February 10, 2026

Les autorités chinoises ont demandé aux grandes banques du pays de limiter leurs achats de bons du Trésor américain. Cette instruction ne concerne pas les réserves souveraines de la Chine, mais uniquement les établissements privés.
La Chine détient environ 683 milliards de dollars de Treasuries, principalement via ses institutions publiques. Les banques chinoises, de leur côté, détiennent environ 298 milliards de dollars d’obligations libellées en dollars, dont seule une partie correspond à de la dette souveraine américaine.
Officiellement, Pékin justifie cette directive par des risques de concentration et de volatilité. Aucun changement formel de stratégie sur les réserves de change n’a été annoncé.
Depuis 2013, les avoirs chinois en Treasuries ont été divisés par deux. Cette baisse est partiellement compensée par une augmentation des détentions enregistrées via la Belgique, un phénomène qui reflète l’utilisation de comptes de conservation européens plutôt qu’un retour massif de la demande directe.
Ce mouvement s’inscrit dans une tendance plus large de diversification internationale. L’Inde, le Brésil et plusieurs fonds asiatiques cherchent à réduire leur dépendance à la dette américaine. Cette dynamique peut renforcer l’idée que la diversification devient progressivement la norme parmi certains investisseurs institutionnels non américains.
Dans ce contexte, le marché des Treasuries pourrait devenir plus dépendant de la demande domestique américaine et de la crédibilité budgétaire des États-Unis.

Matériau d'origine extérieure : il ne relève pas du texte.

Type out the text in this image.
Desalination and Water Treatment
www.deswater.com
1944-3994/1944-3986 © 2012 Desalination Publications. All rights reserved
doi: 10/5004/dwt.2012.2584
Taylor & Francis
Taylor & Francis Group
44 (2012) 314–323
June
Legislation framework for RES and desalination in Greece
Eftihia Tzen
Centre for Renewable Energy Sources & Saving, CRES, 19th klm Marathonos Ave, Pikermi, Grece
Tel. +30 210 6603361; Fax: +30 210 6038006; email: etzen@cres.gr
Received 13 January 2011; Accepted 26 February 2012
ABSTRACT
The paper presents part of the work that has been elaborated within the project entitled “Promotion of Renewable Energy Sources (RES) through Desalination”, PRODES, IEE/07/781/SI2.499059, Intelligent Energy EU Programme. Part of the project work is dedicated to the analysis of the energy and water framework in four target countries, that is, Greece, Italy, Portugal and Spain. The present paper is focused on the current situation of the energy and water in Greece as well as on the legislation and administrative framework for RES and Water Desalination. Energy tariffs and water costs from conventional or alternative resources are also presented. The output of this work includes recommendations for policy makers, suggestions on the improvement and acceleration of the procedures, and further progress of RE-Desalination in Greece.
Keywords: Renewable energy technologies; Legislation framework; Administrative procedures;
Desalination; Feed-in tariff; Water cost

Une réduction, même graduelle, de la demande étrangère peut contribuer à une hausse de la prime de risque sur les obligations longues. Cette prime correspond à la rémunération supplémentaire exigée par les investisseurs pour détenir des titres à long terme, en raison de l’incertitude sur l’inflation, les taux futurs et la trajectoire budgétaire.
L’enjeu n’est pas un choc immédiat, mais une modification progressive de l’équilibre entre offre et demande. Dans un tel scénario, les variations de taux peuvent devenir plus sensibles aux annonces fiscales et aux débats institutionnels américains.

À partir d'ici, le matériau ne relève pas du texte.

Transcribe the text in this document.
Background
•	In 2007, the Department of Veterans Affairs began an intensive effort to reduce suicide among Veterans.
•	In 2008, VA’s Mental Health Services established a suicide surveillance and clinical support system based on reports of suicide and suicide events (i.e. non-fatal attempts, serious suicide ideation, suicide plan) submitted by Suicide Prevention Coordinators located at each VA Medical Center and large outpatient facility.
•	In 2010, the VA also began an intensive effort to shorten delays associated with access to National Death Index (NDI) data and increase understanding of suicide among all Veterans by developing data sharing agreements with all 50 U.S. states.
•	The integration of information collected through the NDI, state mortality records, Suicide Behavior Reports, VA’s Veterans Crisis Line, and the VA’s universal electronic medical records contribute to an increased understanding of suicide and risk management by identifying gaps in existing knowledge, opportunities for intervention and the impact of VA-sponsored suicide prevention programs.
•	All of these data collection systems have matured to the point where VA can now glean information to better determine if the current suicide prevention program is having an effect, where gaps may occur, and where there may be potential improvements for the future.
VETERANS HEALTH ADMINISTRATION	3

Le dollar pourrait être affecté par un affaiblissement structurel lié à un moindre recyclage des excédents étrangers en actifs américains. Historiquement, une partie des excédents commerciaux étrangers était réinvestie en Treasuries, soutenant la devise américaine.
Une diversification accrue vers d’autres actifs ou d’autres zones monétaires peut réduire ce mécanisme, sans pour autant remettre en cause le rôle central du dollar à court terme. Il s’agit d’un ajustement progressif plutôt que d’une rupture.
Dans cet environnement, les métaux précieux peuvent voir leur rôle de valeur refuge renforcé. Ce positionnement est généralement observé lorsque les investisseurs perçoivent une combinaison de risques monétaires, budgétaires et géopolitiques, sans que cela n’implique un scénario unique ou certain.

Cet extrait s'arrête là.